A futura guerra (década de 1970) de Riggs é feita de tiros atômicos e enxames de infantaria partindo de plataformas gigantescas (aviões, navios e submarinos) de propulsão nuclear. Na zona de combate, os aviões são considerados muito vulneráveis às defesas antiaéreas e especialmente menos úteis que os mísseis. Saindo então das incursões de bombardeiros, dando lugar à Força de Assalto em 3-D.
Esta força consiste em divisões voadoras, cada uma composta por 5 regimentos de 1500 Big Helmeted Men (“Homens com Capacetes Grandes”, Heinlein descreverá os soldados da infantaria móvel como "gorilas hidrocéfalos") em armaduras. Eles são precedidos por unidades de reconhecimento colocadas à frente dos mísseis balísticos que se abrem acima do objetivo, lançando esses Warhead Warriors (Guerreiros com Ogivas) de pára-quedas plásticos. Os soldados de infantaria de Riggs não voam com sua própria roupa, mas são usados ou acompanhados por uma variedade de equipamentos, desde helicópteros nucleares Hércules gigantes (capacidade de 30 toneladas) até jipes voadores, passando para tanques do ar e drones de reconhecimento.
Uma vez no solo, o soldado é protegido por uma armadura de plástico, um capacete de aço-plástico (ou titânio em Guerra de 1974), uma máscara de gás e uma capa de chuva de plástico.

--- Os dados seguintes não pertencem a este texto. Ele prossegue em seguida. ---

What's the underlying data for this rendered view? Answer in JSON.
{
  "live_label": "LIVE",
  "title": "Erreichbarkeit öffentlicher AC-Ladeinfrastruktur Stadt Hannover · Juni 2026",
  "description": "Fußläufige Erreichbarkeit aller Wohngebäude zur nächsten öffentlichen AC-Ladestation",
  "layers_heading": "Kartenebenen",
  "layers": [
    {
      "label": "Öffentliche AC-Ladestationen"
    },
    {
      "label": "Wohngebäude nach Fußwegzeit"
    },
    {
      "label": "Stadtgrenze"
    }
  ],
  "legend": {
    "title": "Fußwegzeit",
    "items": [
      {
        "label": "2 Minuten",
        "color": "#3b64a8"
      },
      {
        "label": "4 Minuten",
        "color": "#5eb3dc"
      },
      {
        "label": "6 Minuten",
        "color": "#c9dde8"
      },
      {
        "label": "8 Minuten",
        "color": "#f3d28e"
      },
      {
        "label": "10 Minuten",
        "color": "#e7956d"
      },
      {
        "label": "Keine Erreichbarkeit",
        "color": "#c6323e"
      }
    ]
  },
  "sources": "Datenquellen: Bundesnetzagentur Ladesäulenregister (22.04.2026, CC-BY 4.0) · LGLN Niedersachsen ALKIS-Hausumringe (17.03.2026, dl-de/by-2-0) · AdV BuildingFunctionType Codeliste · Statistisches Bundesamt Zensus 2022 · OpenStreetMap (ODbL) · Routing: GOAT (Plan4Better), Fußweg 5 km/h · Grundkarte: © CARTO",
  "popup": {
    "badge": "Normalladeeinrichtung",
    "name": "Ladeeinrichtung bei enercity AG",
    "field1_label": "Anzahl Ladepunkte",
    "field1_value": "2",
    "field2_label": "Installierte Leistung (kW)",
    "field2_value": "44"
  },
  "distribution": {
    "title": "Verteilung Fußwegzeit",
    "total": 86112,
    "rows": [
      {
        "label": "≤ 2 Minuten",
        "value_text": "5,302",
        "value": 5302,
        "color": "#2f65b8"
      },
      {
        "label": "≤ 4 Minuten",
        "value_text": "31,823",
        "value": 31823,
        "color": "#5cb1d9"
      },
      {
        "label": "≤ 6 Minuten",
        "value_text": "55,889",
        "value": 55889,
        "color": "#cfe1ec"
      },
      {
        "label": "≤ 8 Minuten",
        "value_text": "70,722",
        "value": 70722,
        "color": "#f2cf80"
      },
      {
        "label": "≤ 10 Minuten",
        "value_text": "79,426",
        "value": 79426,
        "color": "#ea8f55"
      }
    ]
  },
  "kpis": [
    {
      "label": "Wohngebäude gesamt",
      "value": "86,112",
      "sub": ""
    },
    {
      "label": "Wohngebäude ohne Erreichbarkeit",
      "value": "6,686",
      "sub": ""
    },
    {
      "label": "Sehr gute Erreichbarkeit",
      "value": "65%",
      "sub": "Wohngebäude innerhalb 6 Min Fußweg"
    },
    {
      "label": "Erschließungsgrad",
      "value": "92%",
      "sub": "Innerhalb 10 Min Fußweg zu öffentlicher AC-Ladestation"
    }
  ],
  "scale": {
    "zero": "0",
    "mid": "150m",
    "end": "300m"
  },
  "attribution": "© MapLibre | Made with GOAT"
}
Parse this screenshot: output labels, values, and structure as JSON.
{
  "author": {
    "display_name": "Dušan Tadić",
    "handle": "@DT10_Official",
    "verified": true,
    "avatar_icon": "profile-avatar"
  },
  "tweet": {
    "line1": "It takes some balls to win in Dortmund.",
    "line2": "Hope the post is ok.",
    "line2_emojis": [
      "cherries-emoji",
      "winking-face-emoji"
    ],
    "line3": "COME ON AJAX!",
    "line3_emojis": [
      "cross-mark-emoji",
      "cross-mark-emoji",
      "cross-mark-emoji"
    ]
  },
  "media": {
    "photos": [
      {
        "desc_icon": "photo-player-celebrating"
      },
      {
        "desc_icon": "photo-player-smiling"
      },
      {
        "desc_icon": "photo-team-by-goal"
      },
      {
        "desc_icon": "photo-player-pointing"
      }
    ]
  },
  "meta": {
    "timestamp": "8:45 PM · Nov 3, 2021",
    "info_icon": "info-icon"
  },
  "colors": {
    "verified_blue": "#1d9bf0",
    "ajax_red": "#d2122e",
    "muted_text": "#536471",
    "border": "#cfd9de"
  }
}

Graças à miniaturização, ele dispõe de um rádio (o primeiro capacete com áudio auricular é experimentado em 1956), sensores infravermelhos ("será o golpe de misericórdia para os guerrilheiros comunistas na selva") e um radar de bolso. Além de um fuzil de assalto leve e de longo alcance, ele tem uma bazuca em miniatura e uma pá para cavar rapidamente uma toca de proteção. Há também uma variedade de metralhadoras, morteiros e especialmente lançadores de foguetes com uma ampla gama de projéteis guiados. Em repouso, o soldado do futuro (que tem um lugar em sua armadura para colocar um maço de cigarros) pode se alimentar graças à sua ração de comprimidos escondidos em uma bota.
O engenheiro Heinlein serviu durante a Segunda Guerra Mundial (com Isaac Asimov e Sprague de Camp) nos serviços técnicos da Marinha dos EUA [3], onde trabalhou nos uniformes e materiais usados pela Aviação Naval. Ele conhece todos os projetos individuais de vôo da época, como o helicóptero individual Hiller VZ-1 Pawnee (1955) ou o jipe-disco Avro VZ-9 (1959) e ele certamente leu Riggs, já que as semelhanças são numerosos.